Por otra parte, otro de los temas clave en la película es el conflicto entre el matrimonio por conveniencia y el amor, que ha sido una de las temáticas frecuentes en los últimos siglos, como muestra, por ejemplo, El sí de las niñas (Leandro F. Moratín, 1801) o La regenta (Leopoldo Alas, 1884-5). Igual que en estas historias ya clásicas, Aladdin se decanta por defender el amor como una fuerza capaz de romper con los moldes sociales. Es más, de no ser por los sucesos de esta historia, Jafar pretendía obtener el dominio de la ciudad mediante el matrimonio con Jasmine, por lo que esta actitud queda abiertamente criticada y censurada por la moralidad de la obra. Respecto a esto, es llamativo que el atuendo de Jasmine sea semejante al que se empleó para Leia en Star Wars: El retorno del Jedi (Richard Marquand, 1983), cuando la princesa era capturada por Jabba el Hutt. Por cierto, aunque no se mencione de forma evidente, el ansia de poder y la ambición desmesurada también son aspectos criticados durante la historia en varias ocasiones, destacando al personaje de Jafar, pero también los acontecimientos relacionados con la cueva de las maravillas.

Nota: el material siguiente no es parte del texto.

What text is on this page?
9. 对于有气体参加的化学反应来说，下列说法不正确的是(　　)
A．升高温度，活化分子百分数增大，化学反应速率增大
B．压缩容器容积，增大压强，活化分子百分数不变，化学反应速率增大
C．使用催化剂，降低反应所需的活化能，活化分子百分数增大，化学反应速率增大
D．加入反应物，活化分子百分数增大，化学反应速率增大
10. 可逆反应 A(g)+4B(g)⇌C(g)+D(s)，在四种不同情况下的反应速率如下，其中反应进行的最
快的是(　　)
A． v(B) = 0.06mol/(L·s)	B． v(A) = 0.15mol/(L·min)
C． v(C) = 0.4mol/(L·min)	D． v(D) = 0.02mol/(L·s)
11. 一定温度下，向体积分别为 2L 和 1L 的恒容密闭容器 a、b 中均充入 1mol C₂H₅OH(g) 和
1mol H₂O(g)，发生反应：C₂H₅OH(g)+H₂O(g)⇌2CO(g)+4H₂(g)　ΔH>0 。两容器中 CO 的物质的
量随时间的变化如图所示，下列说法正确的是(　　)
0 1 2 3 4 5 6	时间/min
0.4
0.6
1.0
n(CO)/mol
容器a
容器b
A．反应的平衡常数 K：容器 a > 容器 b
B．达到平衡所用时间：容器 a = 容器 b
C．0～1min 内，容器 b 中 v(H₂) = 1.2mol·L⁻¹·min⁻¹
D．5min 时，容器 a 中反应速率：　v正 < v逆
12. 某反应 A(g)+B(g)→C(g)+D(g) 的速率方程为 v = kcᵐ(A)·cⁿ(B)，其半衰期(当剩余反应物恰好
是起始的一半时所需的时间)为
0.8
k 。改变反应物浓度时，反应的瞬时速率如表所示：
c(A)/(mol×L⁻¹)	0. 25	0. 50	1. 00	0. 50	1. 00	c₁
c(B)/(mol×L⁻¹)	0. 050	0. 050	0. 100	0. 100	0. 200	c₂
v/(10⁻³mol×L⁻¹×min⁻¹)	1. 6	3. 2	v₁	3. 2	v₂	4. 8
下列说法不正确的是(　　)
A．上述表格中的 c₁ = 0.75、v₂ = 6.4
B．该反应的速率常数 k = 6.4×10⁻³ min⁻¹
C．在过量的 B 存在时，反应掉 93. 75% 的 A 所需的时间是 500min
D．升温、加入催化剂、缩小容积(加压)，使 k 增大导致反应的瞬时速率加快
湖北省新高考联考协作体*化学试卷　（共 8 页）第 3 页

A un nivel técnico, la película de animación se permite mayor lujo de detalles al mostrar los poderes del Genio o de Jafar, que resultan espectaculares y asombrosos, o el viaje con alfombra mágica durante la secuencia de la canción Un mundo ideal nos muestra todo un panorama de países lejanos, desde Egipto hasta China. En este sentido, se potencia la fantasía mediante los recursos factibles de la animación y provocan que sea una historia con un carácter más mágico y llamativo. También a crear este ambiente oriental ayuda la música compuesta por Alan Menken junto al malograo Howard Ashman y, tras la muerte de este, con la colaboración de Tim Rice. Destacan, como es obvio, Un mundo ideal, Príncipe Alí y Un genio genial, que además están abordadas en la obra con las secuencias más elaboradas y mejor producidas.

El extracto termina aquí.